After the workshops, Lois Werner gave a talk on the “Implications of Research for Practice” where she presented the researcher as a “critical friend” of the union movements – one that could provide answers and idea but that these ideas may not be easy ones that follow our internal logic or assumptions about how things are done. Some key assumptions she raised were that “education is a way out of poverty” and those associated with collective bargaining. She raised the issue that Education International cannot effectively critique capital and instead tends to push for a post war construct of education provision. She stated that while research can therefore raise difficult and uncomfortable ideas for unions, there are many ideas, methods we can borrow and adapt beyond national lines but also beyond the confines of contract unionism. This she pointed out also leads to work itself being (re)defined as beyond contracts and economic work.
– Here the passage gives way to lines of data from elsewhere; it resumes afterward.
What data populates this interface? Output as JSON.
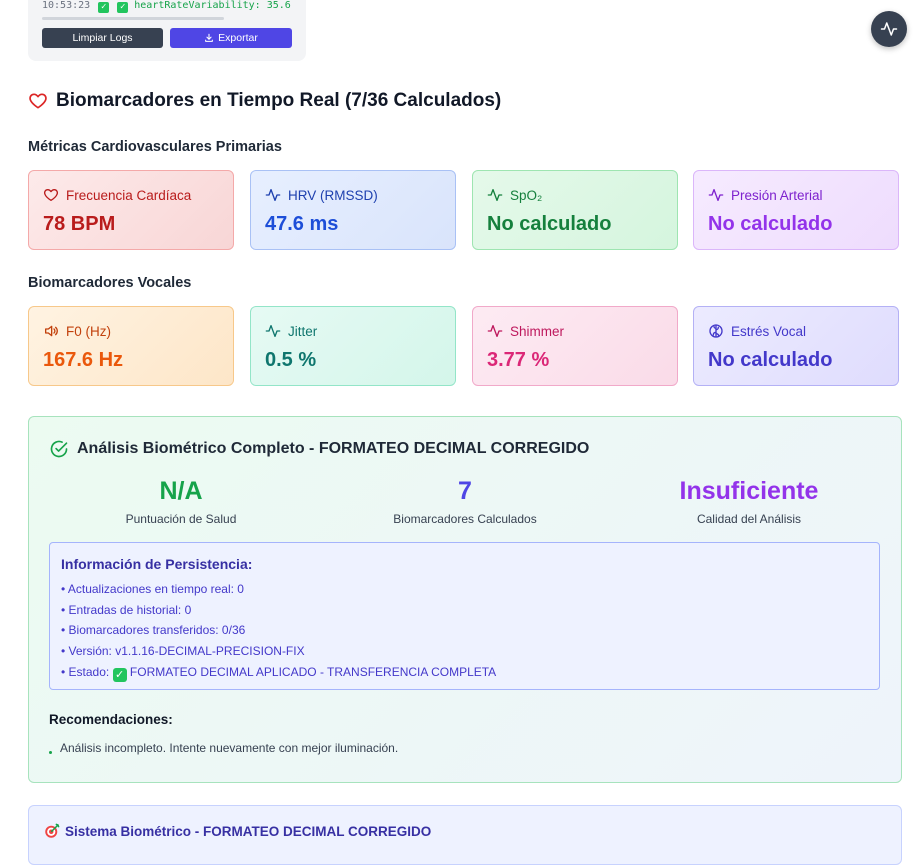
{
  "log": {
    "time": "10:53:23",
    "message": "heartRateVariability: 35.6",
    "clear_label": "Limpiar Logs",
    "export_label": "Exportar"
  },
  "header": {
    "title": "Biomarcadores en Tiempo Real (7/36 Calculados)"
  },
  "cardio": {
    "section_title": "Métricas Cardiovasculares Primarias",
    "cards": [
      {
        "label": "Frecuencia Cardíaca",
        "value": "78 BPM",
        "icon": "heart-icon"
      },
      {
        "label": "HRV (RMSSD)",
        "value": "47.6 ms",
        "icon": "activity-icon"
      },
      {
        "label": "SpO₂",
        "value": "No calculado",
        "icon": "activity-icon"
      },
      {
        "label": "Presión Arterial",
        "value": "No calculado",
        "icon": "activity-icon"
      }
    ]
  },
  "vocal": {
    "section_title": "Biomarcadores Vocales",
    "cards": [
      {
        "label": "F0 (Hz)",
        "value": "167.6 Hz",
        "icon": "volume-icon"
      },
      {
        "label": "Jitter",
        "value": "0.5 %",
        "icon": "activity-icon"
      },
      {
        "label": "Shimmer",
        "value": "3.77 %",
        "icon": "activity-icon"
      },
      {
        "label": "Estrés Vocal",
        "value": "No calculado",
        "icon": "brain-icon"
      }
    ]
  },
  "analysis": {
    "title": "Análisis Biométrico Completo - FORMATEO DECIMAL CORREGIDO",
    "stats": [
      {
        "value": "N/A",
        "label": "Puntuación de Salud"
      },
      {
        "value": "7",
        "label": "Biomarcadores Calculados"
      },
      {
        "value": "Insuficiente",
        "label": "Calidad del Análisis"
      }
    ],
    "persistence": {
      "title": "Información de Persistencia:",
      "items": [
        "• Actualizaciones en tiempo real: 0",
        "• Entradas de historial: 0",
        "• Biomarcadores transferidos: 0/36",
        "• Versión: v1.1.16-DECIMAL-PRECISION-FIX",
        "• Estado: ",
        "FORMATEO DECIMAL APLICADO - TRANSFERENCIA COMPLETA"
      ]
    },
    "recommendations_title": "Recomendaciones:",
    "recommendations": [
      "Análisis incompleto. Intente nuevamente con mejor iluminación."
    ]
  },
  "system": {
    "title": "Sistema Biométrico - FORMATEO DECIMAL CORREGIDO"
  },
  "colors": {
    "accent_export": "#4f46e5",
    "heart": "#dc2626",
    "success": "#16a34a",
    "stat_na": "#16a34a",
    "stat_count": "#4f46e5",
    "stat_quality": "#9333ea"
  }
}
Towards the end of the conference we were split into groups to discuss ways forward and pool ideas. This was a good plenary session and our group mostly discussed how effective resistance should come from unionisation with parents teachers students and other workers across the school and community – as well as globally. Examples from the workshops were shared to show how this is possible.

For me one thing that emerged was the need for what myself and some others in my plenary group half jokingly referred to as a “curriculum for liberation” and lead on from a point from Ravi’s session as well as something that Edgar had mentioned in his workshop. Ravi had pointed out how the left had failed to create a vision of an alternative curriculum. Edgar on the other hand had explained a common ground between the teachers union and the indigenous villages of the Amazon mountain region – which was the writings and teachings of Paolo Freire, most well known perhaps for “Pedagogy of the Oppressed”. I was particularly interested in putting forward our own vision of education and this is an area I feel that the NUT could certainly look into. Recently, when Gove threatened to remove Equiano Olaudah and Mary Seacole from the History curriculum an alternative History curriculum was discussed by the Black And Asian Studies Association mailing list. It struck me that I had not seen this kind of open and collective practice before in this context – outside the small scale self-organisations / self-institutions of the early 2000s. Given that Pearsons and other private interests are increasingly dictating our curriculum – that schools are increasingly becoming nothing more than factories for national ideology in a global marketplace, the formulation of a curriculum for liberation is more vital than ever.

My own research recently has been into Open Educational Resources capable of being used in diverse contexts such as remote village schools in Sierra Leone, private schools in Pakistan and state schools in England; Resources that are versatile and concise enough to be used through new and portable technologies such as mobile phone. In contrast to the Tata-Sky commodification of these resources I hope to explore ways in which we can increase the human potential of these technologies and it is something I hope to take to the Wikimania Future of Education conference at the Barbican on 21st June. That is if I am not on the streets for the Say No to Austerity demonstrations on the same day.

I should close with the last word from the stage at the GERM conference which was a call for support from the British Columbia Teachers Federation as they have been locked out by the government and need international solidarity at this time. One of the most important things for me in events such as this is to create international links I am writing letters of support to them and to the teachers in Ecuador. I have also applied to become the International Solidarity Officer for Cambridgeshire NUT in which post I would hope to continue and build on such links.